霍山王忍不住在心里想一下,安平王竟然有两个孝顺儿子。大轿虽然是步行,不一会儿就赶上灵丘王。灵丘王在马上也笑一下,这小子居然有这样孝顺的儿子。
赵赦是中年,霍山王和灵丘王都上年纪。灵丘王对儿子们笑:“老子的孙子,有这么好的吗?”世子赵佑和他爹差不多高,往哪里一站,都活脱脱一个小赵赦。他的小儿子原本看着跳脱,今天看上去,也稳重起来。
稳重的佐哥儿跟着赵赦回到王府,还要殷勤地跟着他进去。赵赦带上不耐烦:“睡吧,这会子不用跟着!”
佐哥儿笑嘻嘻:“给妹妹们买的东西,要给妹妹送去。”赵赦这就无话,原本儿子路上买的,是给小小毛的。
小小毛儿在赵老夫人床里睡,给祖母解闷。她们还没有睡,明华着一件黄色的罗衫,宝华着一件碧色的罗衫,坐在床上和祖母说话。
赵老夫人歪着,笑得呵呵的,见佐哥儿进来更是喜欢。老夫人没有半天就把孙子私奔的事情忘了,她只看佐哥儿额头和面颊:“这青的也下去,肿的也快没有。你父亲呀,是最疼你们的。”
“祖母说得是,”小小毛儿一起应声。佐哥儿也笑逐颜开:“是。”从怀里取出街上买的堆纱花给妹妹们:“你们分一分,有一枝子给大嫂,这两枝子我留给母亲。”
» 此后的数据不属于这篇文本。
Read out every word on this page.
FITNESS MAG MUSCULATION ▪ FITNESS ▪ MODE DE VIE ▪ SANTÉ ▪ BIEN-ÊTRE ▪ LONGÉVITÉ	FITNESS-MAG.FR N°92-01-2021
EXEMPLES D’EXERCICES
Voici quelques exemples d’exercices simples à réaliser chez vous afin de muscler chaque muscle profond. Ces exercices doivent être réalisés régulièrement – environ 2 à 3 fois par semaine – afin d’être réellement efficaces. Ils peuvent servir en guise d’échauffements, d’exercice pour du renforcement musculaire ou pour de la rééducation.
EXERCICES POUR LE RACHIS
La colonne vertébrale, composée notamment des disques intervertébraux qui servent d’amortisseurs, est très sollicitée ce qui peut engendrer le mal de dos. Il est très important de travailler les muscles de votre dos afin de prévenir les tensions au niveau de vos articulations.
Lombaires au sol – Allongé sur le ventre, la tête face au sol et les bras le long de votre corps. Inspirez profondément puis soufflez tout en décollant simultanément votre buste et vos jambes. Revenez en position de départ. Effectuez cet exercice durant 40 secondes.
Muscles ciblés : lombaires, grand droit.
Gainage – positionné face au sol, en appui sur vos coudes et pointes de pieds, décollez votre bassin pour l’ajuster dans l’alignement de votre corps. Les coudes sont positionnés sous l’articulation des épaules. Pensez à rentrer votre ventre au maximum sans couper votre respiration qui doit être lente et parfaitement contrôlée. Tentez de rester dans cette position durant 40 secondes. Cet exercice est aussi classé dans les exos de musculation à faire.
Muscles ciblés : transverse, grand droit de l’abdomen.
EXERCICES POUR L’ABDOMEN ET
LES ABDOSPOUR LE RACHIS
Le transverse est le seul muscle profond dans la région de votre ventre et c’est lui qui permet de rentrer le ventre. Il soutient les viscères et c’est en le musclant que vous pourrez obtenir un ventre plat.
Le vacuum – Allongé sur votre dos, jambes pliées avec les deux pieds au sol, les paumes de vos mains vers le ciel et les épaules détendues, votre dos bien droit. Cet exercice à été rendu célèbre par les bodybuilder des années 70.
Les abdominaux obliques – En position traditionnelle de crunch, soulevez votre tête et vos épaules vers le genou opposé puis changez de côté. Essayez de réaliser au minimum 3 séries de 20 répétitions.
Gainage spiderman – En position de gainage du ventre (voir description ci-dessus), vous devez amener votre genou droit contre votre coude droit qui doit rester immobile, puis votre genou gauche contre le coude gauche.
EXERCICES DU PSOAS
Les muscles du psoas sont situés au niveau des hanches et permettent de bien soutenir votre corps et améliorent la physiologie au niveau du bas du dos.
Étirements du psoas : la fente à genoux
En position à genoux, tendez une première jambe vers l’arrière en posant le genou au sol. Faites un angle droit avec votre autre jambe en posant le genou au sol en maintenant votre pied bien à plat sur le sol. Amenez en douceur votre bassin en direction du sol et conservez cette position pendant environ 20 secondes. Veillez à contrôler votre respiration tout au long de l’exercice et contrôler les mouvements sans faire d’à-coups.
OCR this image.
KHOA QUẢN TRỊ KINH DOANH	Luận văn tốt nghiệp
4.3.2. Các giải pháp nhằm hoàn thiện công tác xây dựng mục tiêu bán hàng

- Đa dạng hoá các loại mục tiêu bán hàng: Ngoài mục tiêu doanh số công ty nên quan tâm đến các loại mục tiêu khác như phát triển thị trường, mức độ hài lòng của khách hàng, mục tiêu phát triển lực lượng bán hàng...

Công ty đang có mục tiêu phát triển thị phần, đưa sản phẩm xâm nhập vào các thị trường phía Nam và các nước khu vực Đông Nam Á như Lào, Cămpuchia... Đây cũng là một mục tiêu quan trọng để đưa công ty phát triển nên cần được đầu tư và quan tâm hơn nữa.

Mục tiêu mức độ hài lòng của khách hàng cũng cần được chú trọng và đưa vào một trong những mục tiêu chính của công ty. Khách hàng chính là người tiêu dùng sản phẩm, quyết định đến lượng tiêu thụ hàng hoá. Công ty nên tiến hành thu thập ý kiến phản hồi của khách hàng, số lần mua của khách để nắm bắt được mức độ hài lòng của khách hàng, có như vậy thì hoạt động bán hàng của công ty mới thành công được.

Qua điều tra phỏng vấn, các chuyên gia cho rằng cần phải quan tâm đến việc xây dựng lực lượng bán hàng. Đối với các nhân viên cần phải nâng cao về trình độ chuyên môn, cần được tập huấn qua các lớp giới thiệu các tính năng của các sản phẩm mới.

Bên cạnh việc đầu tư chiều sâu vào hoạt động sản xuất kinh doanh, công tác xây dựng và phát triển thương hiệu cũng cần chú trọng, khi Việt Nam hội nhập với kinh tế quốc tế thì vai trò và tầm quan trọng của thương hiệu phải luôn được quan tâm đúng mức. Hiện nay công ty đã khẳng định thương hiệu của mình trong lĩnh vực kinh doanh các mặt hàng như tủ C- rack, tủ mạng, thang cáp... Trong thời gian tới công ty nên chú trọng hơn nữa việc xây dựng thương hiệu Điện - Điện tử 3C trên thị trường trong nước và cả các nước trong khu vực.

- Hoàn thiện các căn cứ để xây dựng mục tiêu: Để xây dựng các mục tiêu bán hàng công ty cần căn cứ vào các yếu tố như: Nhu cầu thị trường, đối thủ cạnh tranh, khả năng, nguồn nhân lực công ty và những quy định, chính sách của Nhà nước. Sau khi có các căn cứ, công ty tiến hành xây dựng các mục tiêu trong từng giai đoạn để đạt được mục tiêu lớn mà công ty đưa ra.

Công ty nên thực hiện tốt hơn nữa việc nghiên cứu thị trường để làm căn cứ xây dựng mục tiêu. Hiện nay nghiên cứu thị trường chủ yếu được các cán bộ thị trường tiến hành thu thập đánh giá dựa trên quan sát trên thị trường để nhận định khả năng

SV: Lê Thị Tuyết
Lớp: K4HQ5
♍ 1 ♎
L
明华接花在手里,对他明眸带笑:“如此殷勤为何来?”佐哥儿面上一红:“让你看出来了。”宝华摇一摇手中的花:“祖母刚才还说妖精呢。”
“不是妖精,祖母要说,你们千万劝着。”佐哥儿当着耳朵不太好使的赵老夫人面,低声对着妹妹恳求。
“那是什么?”明华、宝华一起问他。赵老夫人微微笑,人上年纪的耳背,有时候能听得很清楚。
佐哥儿认真想一想,对妹妹们再小声道:“是很好很好的姑娘。顾倾城,是个好姑娘。”
“有明华好吗?”
“有宝华好吗?”
小小毛儿就此不愿意,佐哥儿陪笑:“当然是小小毛最好。记住,多说好话。”
出来见月华如水,洒得春花春草一片银白。这银白中,佐哥儿格外地想倾城。可是眼前不能去见她,要先让父亲喜欢才行。
对着这一片银白,佐哥儿凭栏站着。见花丛中走来父母亲,母亲一身银红色大花衣衫,含笑缓步而来。父亲在后面带笑:“你小心些,滑倒了可不是玩的。”
佐哥儿缩一缩身子,凝视着父母亲携手并肩,他看出了神。直到膝下有人碰碰他,是小小毛儿都出来。
两双明珠一样的眸子对着他看,明华小声问:“真的不是妖精?”宝华也小声道:“父亲因为她,才生二哥的气。”
“多说好话!”佐哥儿对着两个妹妹再打一躬,陪上殷勤地笑容:“千万记得,说她是个好姑娘。”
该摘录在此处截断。